There is no subgenre more influential in the acapella music scene than doo-wop, a style of singing that was developed in the 1940s by the United States’ African-American youth community. The style was primarily popular in the urban cities of the country, such as New York, Chicago, Detroit, and Philadelphia. Until today, doo-wop is still one of the most popular styles of acapella not only in the US but also in other regions of the world. What is doo-wop? And how is it different from the other genres of acapella? Let us find out as we take a look at its origins.
No one knows exactly when doo-wop was invented, but it was believed that it was developed after the Second World War by an energetic group of African-American teenagers who wanted to play or perform music without using instruments. Some of the first musical acts that were created to perform doo-wop were The Orioles, The Spaniels, and The Five Keys, and most of these groups write romantic ballads, which have lyrics that appeal to teenagers during the early 1950s.
Doo-wop is described by many as a subgenre of acapella that contains nonsense lyrics as part of the vocal harmony of the songs. It is believed that the nonsense lyrics were created as a way to emulate or copy the sound of instruments that are nonexistent in the genre.

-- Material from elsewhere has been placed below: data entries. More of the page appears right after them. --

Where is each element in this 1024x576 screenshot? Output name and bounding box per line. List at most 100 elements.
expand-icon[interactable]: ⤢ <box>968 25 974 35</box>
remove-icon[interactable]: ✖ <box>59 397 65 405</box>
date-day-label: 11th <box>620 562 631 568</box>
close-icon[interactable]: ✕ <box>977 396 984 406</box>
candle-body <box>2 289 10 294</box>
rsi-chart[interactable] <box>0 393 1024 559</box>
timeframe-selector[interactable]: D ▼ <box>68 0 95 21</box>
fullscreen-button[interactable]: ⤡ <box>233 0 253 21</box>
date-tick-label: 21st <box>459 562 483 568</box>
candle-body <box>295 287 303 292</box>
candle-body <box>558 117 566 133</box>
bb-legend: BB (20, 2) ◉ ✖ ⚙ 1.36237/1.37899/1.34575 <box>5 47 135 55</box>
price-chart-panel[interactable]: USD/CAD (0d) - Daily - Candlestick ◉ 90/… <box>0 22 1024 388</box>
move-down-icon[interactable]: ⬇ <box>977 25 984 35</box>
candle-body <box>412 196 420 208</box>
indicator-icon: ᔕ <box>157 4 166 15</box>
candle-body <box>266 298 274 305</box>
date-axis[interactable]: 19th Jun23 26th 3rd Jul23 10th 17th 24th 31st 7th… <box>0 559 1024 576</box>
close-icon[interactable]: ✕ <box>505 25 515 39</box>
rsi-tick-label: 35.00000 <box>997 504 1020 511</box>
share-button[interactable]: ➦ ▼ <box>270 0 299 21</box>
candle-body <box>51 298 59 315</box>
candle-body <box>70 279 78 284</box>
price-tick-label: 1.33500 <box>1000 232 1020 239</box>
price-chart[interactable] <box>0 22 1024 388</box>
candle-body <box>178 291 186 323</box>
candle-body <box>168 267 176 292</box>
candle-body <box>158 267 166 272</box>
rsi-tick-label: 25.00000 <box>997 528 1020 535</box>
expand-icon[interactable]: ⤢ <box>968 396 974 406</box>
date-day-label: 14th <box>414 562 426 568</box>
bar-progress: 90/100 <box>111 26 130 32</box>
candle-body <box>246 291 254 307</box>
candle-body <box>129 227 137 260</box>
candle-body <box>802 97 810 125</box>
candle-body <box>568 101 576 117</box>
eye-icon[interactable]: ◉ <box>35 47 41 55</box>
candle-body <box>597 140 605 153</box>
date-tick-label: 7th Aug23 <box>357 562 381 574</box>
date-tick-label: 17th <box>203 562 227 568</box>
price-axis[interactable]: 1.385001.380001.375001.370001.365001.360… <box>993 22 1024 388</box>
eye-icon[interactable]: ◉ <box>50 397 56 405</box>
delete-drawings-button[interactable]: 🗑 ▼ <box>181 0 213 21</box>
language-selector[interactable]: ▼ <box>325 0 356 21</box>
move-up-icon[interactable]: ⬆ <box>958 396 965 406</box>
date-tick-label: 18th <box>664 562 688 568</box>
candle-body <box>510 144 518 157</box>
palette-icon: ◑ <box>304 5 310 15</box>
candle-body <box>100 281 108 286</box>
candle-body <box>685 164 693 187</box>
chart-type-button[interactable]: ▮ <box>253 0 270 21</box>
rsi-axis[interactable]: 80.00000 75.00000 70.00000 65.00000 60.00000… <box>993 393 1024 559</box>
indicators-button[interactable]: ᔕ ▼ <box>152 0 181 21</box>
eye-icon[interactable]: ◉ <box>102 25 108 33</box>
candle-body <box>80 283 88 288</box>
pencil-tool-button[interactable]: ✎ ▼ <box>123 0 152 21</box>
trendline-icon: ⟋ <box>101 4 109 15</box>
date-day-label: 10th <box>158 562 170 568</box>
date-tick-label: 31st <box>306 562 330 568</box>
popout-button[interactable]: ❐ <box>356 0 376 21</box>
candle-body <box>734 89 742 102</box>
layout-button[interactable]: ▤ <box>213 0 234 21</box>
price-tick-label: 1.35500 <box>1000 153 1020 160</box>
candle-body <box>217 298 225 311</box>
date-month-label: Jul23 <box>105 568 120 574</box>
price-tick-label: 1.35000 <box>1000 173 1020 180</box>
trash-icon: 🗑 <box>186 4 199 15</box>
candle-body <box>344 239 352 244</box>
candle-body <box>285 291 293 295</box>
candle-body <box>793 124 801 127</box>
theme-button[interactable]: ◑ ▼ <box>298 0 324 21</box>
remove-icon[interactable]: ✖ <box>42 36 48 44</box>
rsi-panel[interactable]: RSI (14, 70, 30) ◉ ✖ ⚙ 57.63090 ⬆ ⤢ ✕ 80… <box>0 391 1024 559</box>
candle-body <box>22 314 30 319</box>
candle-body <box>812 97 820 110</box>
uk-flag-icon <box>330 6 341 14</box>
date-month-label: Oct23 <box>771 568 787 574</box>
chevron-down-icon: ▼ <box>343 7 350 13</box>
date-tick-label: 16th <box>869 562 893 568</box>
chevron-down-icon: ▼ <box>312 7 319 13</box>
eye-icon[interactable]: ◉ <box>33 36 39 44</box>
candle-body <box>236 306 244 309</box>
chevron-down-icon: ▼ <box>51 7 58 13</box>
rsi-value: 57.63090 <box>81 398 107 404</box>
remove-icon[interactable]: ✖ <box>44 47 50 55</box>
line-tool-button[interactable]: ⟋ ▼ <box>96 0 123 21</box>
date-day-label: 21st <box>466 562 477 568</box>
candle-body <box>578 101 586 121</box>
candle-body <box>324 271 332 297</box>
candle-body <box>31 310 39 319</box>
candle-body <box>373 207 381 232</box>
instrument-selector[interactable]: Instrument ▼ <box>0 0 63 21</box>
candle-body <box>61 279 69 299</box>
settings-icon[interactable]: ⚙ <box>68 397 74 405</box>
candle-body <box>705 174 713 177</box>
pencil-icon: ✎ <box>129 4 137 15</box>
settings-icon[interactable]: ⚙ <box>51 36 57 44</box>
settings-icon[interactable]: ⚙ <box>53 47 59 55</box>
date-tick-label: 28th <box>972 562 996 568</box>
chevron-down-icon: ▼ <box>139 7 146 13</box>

The name of the style, “doo-wop,” was created when the song by the Delta Rhythm Boys titled “Just A Sittin’ And A Rockin,” became popular in 1946. The song contained the nonsense lyrics, “doo doo doo doo-wop,” and because that line became quite famous among doo-wop listeners in that period, the lyrics became synonymous to the style or subgenre itself.
Style and Influence
Acapella was a popular genre to perform amongst African-American teenagers, as most of them couldn’t afford instruments to play blues, jazz, or rock and roll. Doo-wop singers often schedule rehearsals on the corners of streets, empty lots, abandoned apartment rooms, or any other places that produce enough echo for them to hear themselves singing.
Doo-wop is said to have been influenced by choir or gospel music, which emphasizes the power of vocal harmony in each musical piece. However, the lyrics and topics found in doo-wop are more focused on the ups and downs of a teenager’s love life in the 50s. In addition, the later doo-wop songs were a way for the African-American youth to express their sentiments on the oppressive society in the United States.
Besides the African-American youth, doo-wop was also popular among Italian-American teenagers who have a similar social status to the black community in the 1950s. Much like African-American teenagers, the Italian-Americans learned how to perform doo-wop by singing in choirs first, and they soon develop their own style of singing doo-wop.
Despite being culturally diverse, most doo-wop singers were male, and having female singers in a doo-wop group is considered a rarity during the genre’s early years. However, there was one particular female doo-wop singer that changed the perception that the genre is supposed to be for males only, and that singer was Lillian Leach, the lead singer of the group called Mellows from 1953 to 1958.
Although doo-wop never really faded out in the music scene, hip-hop and rap became two of the most favored music genres for the African-American community after the 1960s, thus preventing doo-wop from achieving endless success. However, doo-wop was still quite popular in bars and pubs around the urban areas like New York and Chicago, hence the reason why the genre never really went out of style.
On the other hand, doo-wop did receive several so-called “revivals” from the 1970s up to 1990s, when some musical acts began experimenting on other genres and discovered doo-wop by chance. One of the most popular doo-wop albums that have come out in the late 1960s was “Cruising with Ruben & the Jets” by The Mother of Invention, which was fronted by legendary musician Frank Zappa. The album was supposed to be a parody of doo-wop since most of the musicians that performed in the songs were not well-versed in the genre. However, the album became one of the most influential doo-wop albums in the 1970s, and it paved the way for doo-wop musical acts to get a spotlight in the music scene. The most notable doo-wop group that became popular in the 1970s was Sha Na Na, who is famous for performing at the Woodstock Festival in 1969.
Since then, there would be several doo-wop acts that will be successful in recording one of two hits in the 1980s to the 1990s. Doo-wop is still performed today, although the genre is more popular among collegiate acapella groups. In addition, certain elements of the genre are often incorporated in a few pop songs in the 2010s. One of the most notable musicians that still use doo-wop elements in his compositions is Bruno Mars, who is quoted saying that the genre has a special place in his heart since he started his career as a doo-wop singer when he was just a child.